5 民間団体等の自発的な活動を促進するための措置
(表彰)
○ 全国の学校や企業、地方公共団体、民間団体、研究機関等を対象とした表彰など、水環境保全に係る活動を促進するため、関係者の意欲向上や国際的なプレゼンス向上の取組を推進する
(地域振興)
○ 水源地域の人々への共感と感謝を基盤として、地域振興活動の担い手に関する活動情報の蓄積・共有や新たな担い手の育成等を行うためのネットワークを構築するとともに、地域産品情報の発信等による地域産業の活性化を推進するなど、水源地域の継続的な振興を図るための活動を推進する。

6 水循環施策の策定及び実施に必要な調査の実施
(1) 流域における水循環の現状に関する調査
(雨水・再生水利用)
○ 雨水利用施設の利用用途、利用量や集水面積等の現状調査を継続するとともに、貯留量、雨水利用率など、水資源の有効利用及び雨水の集中的な流出の抑制効果を把握するために必要な調査を実施する。
○ 再生水利用施設の利用用途、利用量や水質等の実態調査を実施する。
(調査結果の公表及び有効活用)
○ 国、地方公共団体等は、調査等によって得られたデータや分析結果の公表に努めるものとする。
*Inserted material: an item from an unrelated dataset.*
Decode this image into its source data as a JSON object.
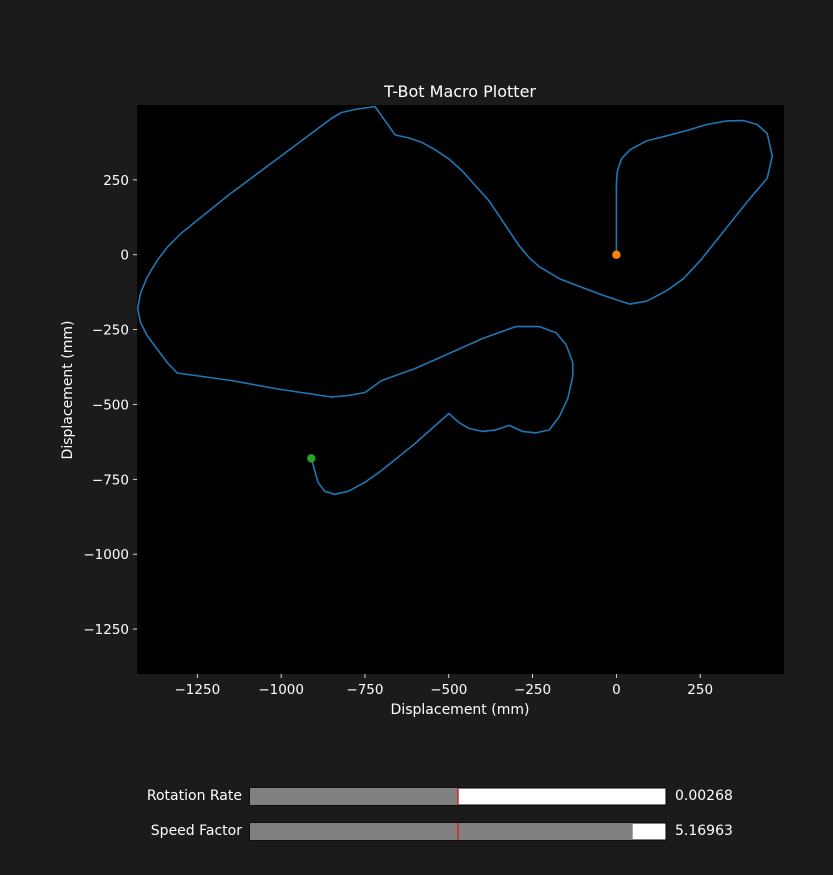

なお、その際には、分かりやすく利用しやすいよう、オープンデータ化を図るなどデータの有効活用を図る。

7 科学技術の振興
(水の有効活用に関する科学技術)
○ 膜処理技術等を更に発展させた高性能で低コストの水処理技術等の開発を支援する。
○ 雨水の利用の推進を図るため、水質保全、維持管理等の技術や雨水の利用のための施設に係る規格等に関する調査研究を推進する。
○ 再生水を散水、修景用水等として利用するための安全性評価や再生利用技術、再生水利用による環境負荷やエネルギー削減効果の検証に関する研究開発を推進する。
(水環境に関する科学技術)
○ 汚水の高度処理や水の有効利用促進のための革新的技術の実証、ガイドライン化等により新技術の開発・普及を支援する。

8 国際的な連携の確保及び国際協力の推進
(1) 国際連携
○ 米国水環境連盟(WEF)、欧州水協会(EWA)及び国際水協会(IWA)等と連携を図りながら、世界における安定かつ安全な水の供給及び水環境の保全等に寄与することを目的として、水の効率的な管理と水処理技術の向上について情報共有・発信を図る。
 
(国際目標等の設定・達成への貢献)
○ 水と衛生に関するミレニアム開発目標(MDGs)を踏まえ、各国の持続可能な水と衛生の確保の実現に貢献する。例えば、排水処理率の向上による生活環境の改善、水質汚濁の防止等を図るため、下水道や分散型排水処理施設の整備などの生活排水対策の普及が進んでいない地域における技術協力等を推進し、各国における衛生施設の確保に貢献する。
○ ポスト2015 年開発アジェンダにおける、水に関する目標の位置付け及びその目標達成に向けた指標づくりに貢献するとともに、国際社会での具体的取組が図られるよう、我が国における知見・経験を国際社会と共有する。

(2) 国際協力
(我が国の技術・人材・規格等の活用)
○ 下水道や浄化槽など日本で発展してきた生活排水処理システムの国際普及や国際基準化を図る。

(3) 水ビジネスの海外展開
(水ビジネスの海外展開支援)
○ 我が国の水インフラ関連企業等が有する漏水対策技術や水処理技術、非開削管路敷設・改築技術などの優れた先端技術及びそれらのシステム等の海外展開を、金融支援・技術協力を含めて官民一体となって推進する。
○ 日本の水道、下水道の適切な運営・管理、更には、組織体制・法制度構築など水ガバナンスの向上に関するノウハウを相手国に導入し、日本の技術・ノウハウの優位性を確保する取組を官民が連携し推進する。
○ アジア等各国での水分野における事業実施可能性調査や現地実証事業、セミナーの実施等により、我が国の企業及び地方公共団体による水ビジネスの積極的な展開を推進する。
○ 水の再利用や汚泥の処理・処分、雨水管理をはじめとする水分野の国際標準化プロセスへの積極的・主導的な参画を通じ、我が国の技術が適正に評価されるような国際標準の策定を推進する。

9 水循環に関わる人材の育成
(1) 産学官が連携した人材育成と国際人的交流
○ 中長期的な観点から水循環に関わる各分野の専門的及び総合的な人材を養成するため、国の関係機関、大学、産業界等における技術開発、教育・研究の連携に取り組む。
○ 水インフラの維持管理、更新等に関する資格制度の充実や外部講師等による教育・研修等の実施を推進し、水インフラを管理する者の技術力等の向上を推進する。また、退職者の活用等により、若手の人材に対する技術等の継承を推進する。